Broxton: 'I take full responsibility' for ejection
SEATTLE -- Keon Broxton has had trouble making contact at the plate in his brief time with the Mariners, but the speedy outfielder chose the wrong time to connect when he inadvertently hit home-plate umpire Manny Gonzalez with one of his batting gloves after a called third strike in Monday night's 5-4 loss to the Yankees at T-Mobile Park, earning his first career ejection.
Broxton was miffed at the strike call on a 93-mph fastball by J.A. Happ on the outside edge of the plate and reacted by tossing aside his bat, then knocking his batting helmet backward off his head. He then flung one of his batting gloves backward toward home plate, hitting Gonzalez in the face.
Gonzalez wasted no time giving Broxton the heave-ho, with Mallex Smith replacing him in right field to start the third inning.

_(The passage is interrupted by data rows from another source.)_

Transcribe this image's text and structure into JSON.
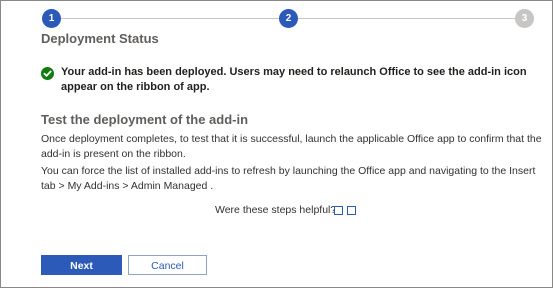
{
  "stepper": {
    "steps": [
      {
        "number": "1",
        "state": "completed"
      },
      {
        "number": "2",
        "state": "current"
      },
      {
        "number": "3",
        "state": "upcoming"
      }
    ]
  },
  "status": {
    "title": "Deployment Status",
    "success_icon": "check-circle-icon",
    "message": "Your add-in has been deployed. Users may need to relaunch Office to see the add-in icon appear on the ribbon of app."
  },
  "test": {
    "heading": "Test the deployment of the add-in",
    "paragraph1": "Once deployment completes, to test that it is successful, launch the applicable Office app to confirm that the add-in is present on the ribbon.",
    "paragraph2": "You can force the list of installed add-ins to refresh by launching the Office app and navigating to the Insert tab > My Add-ins > Admin Managed ."
  },
  "feedback": {
    "question": "Were these steps helpful?"
  },
  "buttons": {
    "next": "Next",
    "cancel": "Cancel"
  },
  "colors": {
    "accent": "#2b5ab8",
    "success": "#107c10",
    "inactive_step": "#c8c6c4"
  }
}
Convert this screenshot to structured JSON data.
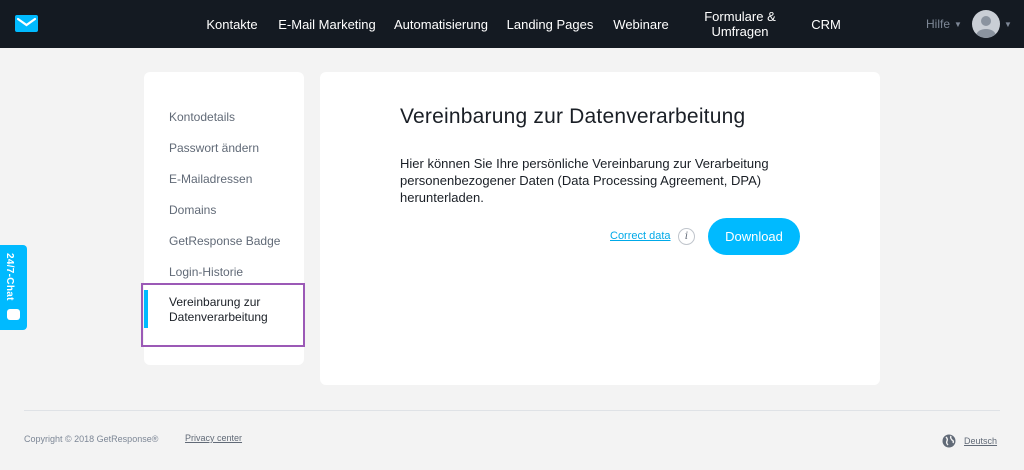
{
  "colors": {
    "topbar": "#141a22",
    "accent": "#00baff",
    "highlight": "#9b59b6",
    "link": "#00a9e8"
  },
  "header": {
    "logo_icon": "envelope-logo-icon",
    "nav": [
      "Kontakte",
      "E-Mail Marketing",
      "Automatisierung",
      "Landing Pages",
      "Webinare",
      "Formulare &\nUmfragen",
      "CRM"
    ],
    "help_label": "Hilfe",
    "avatar_icon": "user-avatar-icon"
  },
  "sidebar": {
    "items": [
      "Kontodetails",
      "Passwort ändern",
      "E-Mailadressen",
      "Domains",
      "GetResponse Badge",
      "Login-Historie"
    ],
    "active_item": "Vereinbarung zur\nDatenverarbeitung"
  },
  "main": {
    "title": "Vereinbarung zur Datenverarbeitung",
    "description": "Hier können Sie Ihre persönliche Vereinbarung zur Verarbeitung personenbezogener Daten (Data Processing Agreement, DPA) herunterladen.",
    "correct_data_link": "Correct data",
    "info_icon": "i",
    "download_button": "Download"
  },
  "chat": {
    "label": "24/7-Chat"
  },
  "footer": {
    "copyright": "Copyright © 2018 GetResponse®",
    "privacy": "Privacy center",
    "language": "Deutsch"
  }
}
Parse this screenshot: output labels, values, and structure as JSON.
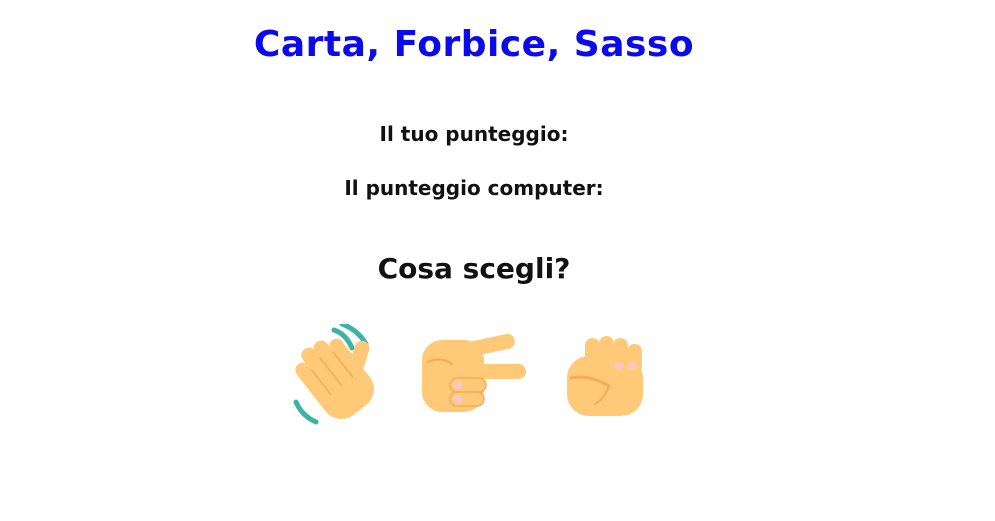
{
  "game": {
    "title": "Carta, Forbice, Sasso",
    "score_you_label": "Il tuo punteggio:",
    "score_computer_label": "Il punteggio computer:",
    "prompt": "Cosa scegli?"
  },
  "choices": [
    {
      "id": "paper",
      "icon": "waving-hand-icon"
    },
    {
      "id": "scissors",
      "icon": "horizontal-v-sign-hand-icon"
    },
    {
      "id": "rock",
      "icon": "raised-fist-icon"
    }
  ],
  "colors": {
    "title": "#0a0aeb",
    "text": "#111111",
    "skin": "#FFC978",
    "skin_shadow": "#F2AC5E",
    "wave_lines": "#3BB3A6",
    "knuckle": "#F7C7C2"
  }
}
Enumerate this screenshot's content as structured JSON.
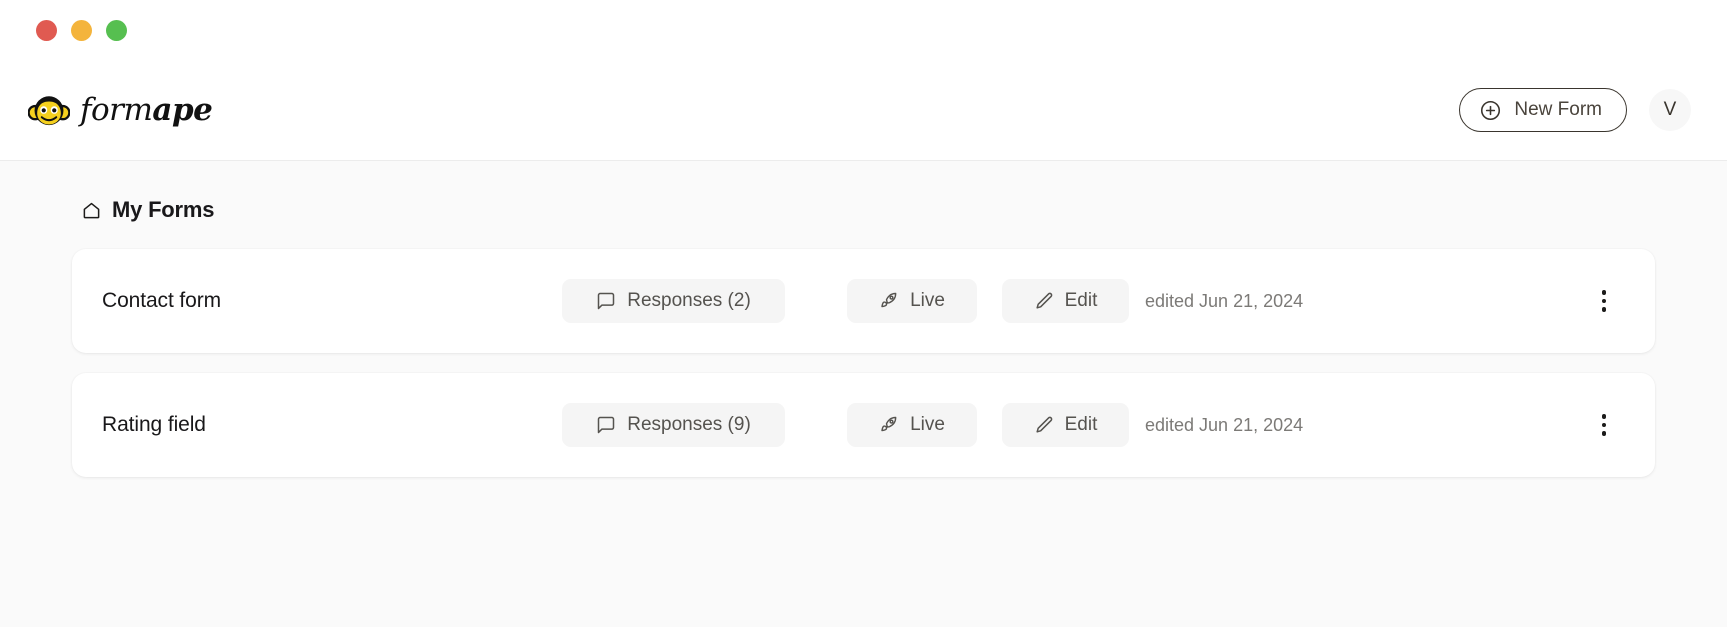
{
  "window": {
    "traffic_lights": [
      {
        "name": "close",
        "color": "#e05a51"
      },
      {
        "name": "minimize",
        "color": "#f4b43c"
      },
      {
        "name": "zoom",
        "color": "#56bf50"
      }
    ]
  },
  "header": {
    "brand": {
      "icon": "monkey-face-icon",
      "word_first": "form",
      "word_second": "ape",
      "logo_color": "#f5d01e"
    },
    "new_form": {
      "label": "New Form",
      "icon": "plus-circle-icon"
    },
    "avatar": {
      "initial": "V"
    }
  },
  "main": {
    "page_title": "My Forms",
    "page_title_icon": "home-icon",
    "forms": [
      {
        "name": "Contact form",
        "responses_label": "Responses (2)",
        "responses_icon": "message-square-icon",
        "status_label": "Live",
        "status_icon": "rocket-icon",
        "edit_label": "Edit",
        "edit_icon": "pencil-icon",
        "edited_text": "edited Jun 21, 2024",
        "menu_icon": "more-vertical-icon"
      },
      {
        "name": "Rating field",
        "responses_label": "Responses (9)",
        "responses_icon": "message-square-icon",
        "status_label": "Live",
        "status_icon": "rocket-icon",
        "edit_label": "Edit",
        "edit_icon": "pencil-icon",
        "edited_text": "edited Jun 21, 2024",
        "menu_icon": "more-vertical-icon"
      }
    ]
  },
  "colors": {
    "page_background": "#fafafa",
    "card_background": "#ffffff",
    "pill_background": "#f5f5f5",
    "text_primary": "#19181a",
    "text_muted": "#7c7a77"
  }
}
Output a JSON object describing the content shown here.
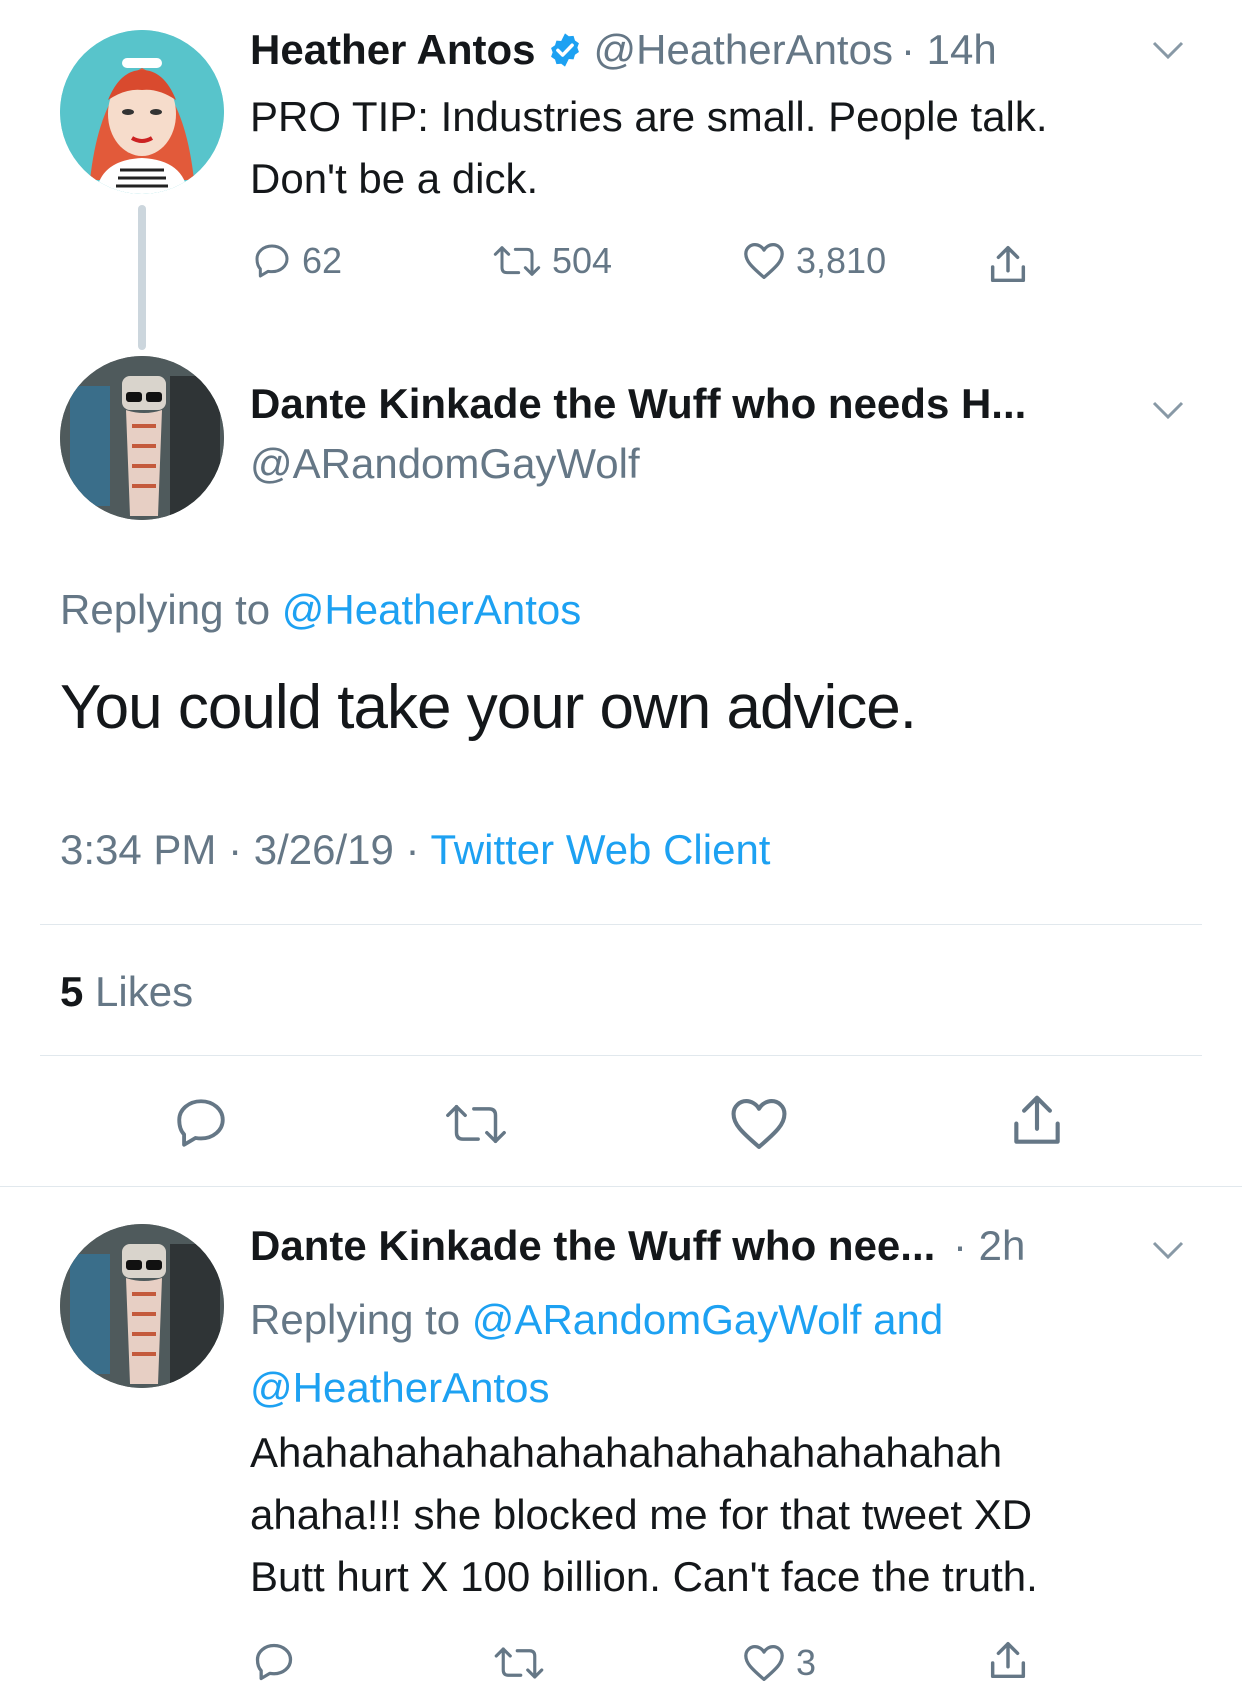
{
  "tweet1": {
    "name": "Heather Antos",
    "handle": "@HeatherAntos",
    "time": "· 14h",
    "text_line1": "PRO TIP: Industries are small. People talk.",
    "text_line2": "Don't be a dick.",
    "replies": "62",
    "retweets": "504",
    "likes": "3,810"
  },
  "tweet2": {
    "name": "Dante Kinkade the Wuff who needs H...",
    "handle": "@ARandomGayWolf",
    "replying_prefix": "Replying to",
    "replying_to": "@HeatherAntos",
    "text": "You could take your own advice.",
    "time": "3:34 PM",
    "date": "· 3/26/19 ·",
    "client": "Twitter Web Client",
    "likes_count": "5",
    "likes_label": "Likes"
  },
  "tweet3": {
    "name": "Dante Kinkade the Wuff who nee...",
    "time": "· 2h",
    "replying_prefix": "Replying to",
    "replying_to_line1": "@ARandomGayWolf and",
    "replying_to_line2": "@HeatherAntos",
    "text_line1": "Ahahahahahahahahahahahahahahahah",
    "text_line2": "ahaha!!! she blocked me for that tweet XD",
    "text_line3": "Butt hurt X 100 billion. Can't face the truth.",
    "likes": "3"
  },
  "colors": {
    "accent": "#1da1f2",
    "muted": "#657786",
    "text": "#14171a",
    "divider": "#e1e8ed",
    "verified": "#1da1f2"
  }
}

“I didn’t know I hit him until I turned around and he told me,” Broxton said. “I just heard the crowd after a couple seconds after I let the batting glove release. I turned around and he said, ‘You hit me in the face. You’re out.’ I was like, ‘Argh. I did not mean to do that at all.'
"The odds of that happening are very slim. It’s really unfortunate it happened, but it’s all on me. That’s a lesson learned. I can handle things in a better way. I could have just walked to the dugout and put my stuff down and gone back out there, regardless of how I felt about the call. I take full responsibility for it.
“It’s a bad look. It’s a bad look for the organization and a bad look for me. I definitely regret doing it. I learned from it. Now I know. You just can’t do stuff like that. That’s not how baseball should be played anyway.”
The 29-year-old Broxton was claimed off waivers from the Orioles in late July and has hit .173 with 27 strikeouts in 52 plate appearances in 19 games with the Mariners.
Manager Scott Servais went out to the plate after Broxton was ejected, but there was nothing to be done.
“He certainly didn’t agree with the call, but it was an accident,” Servais said. “The umpire knew it was an accident. It’s just one of those things. You can’t do that with the equipment.”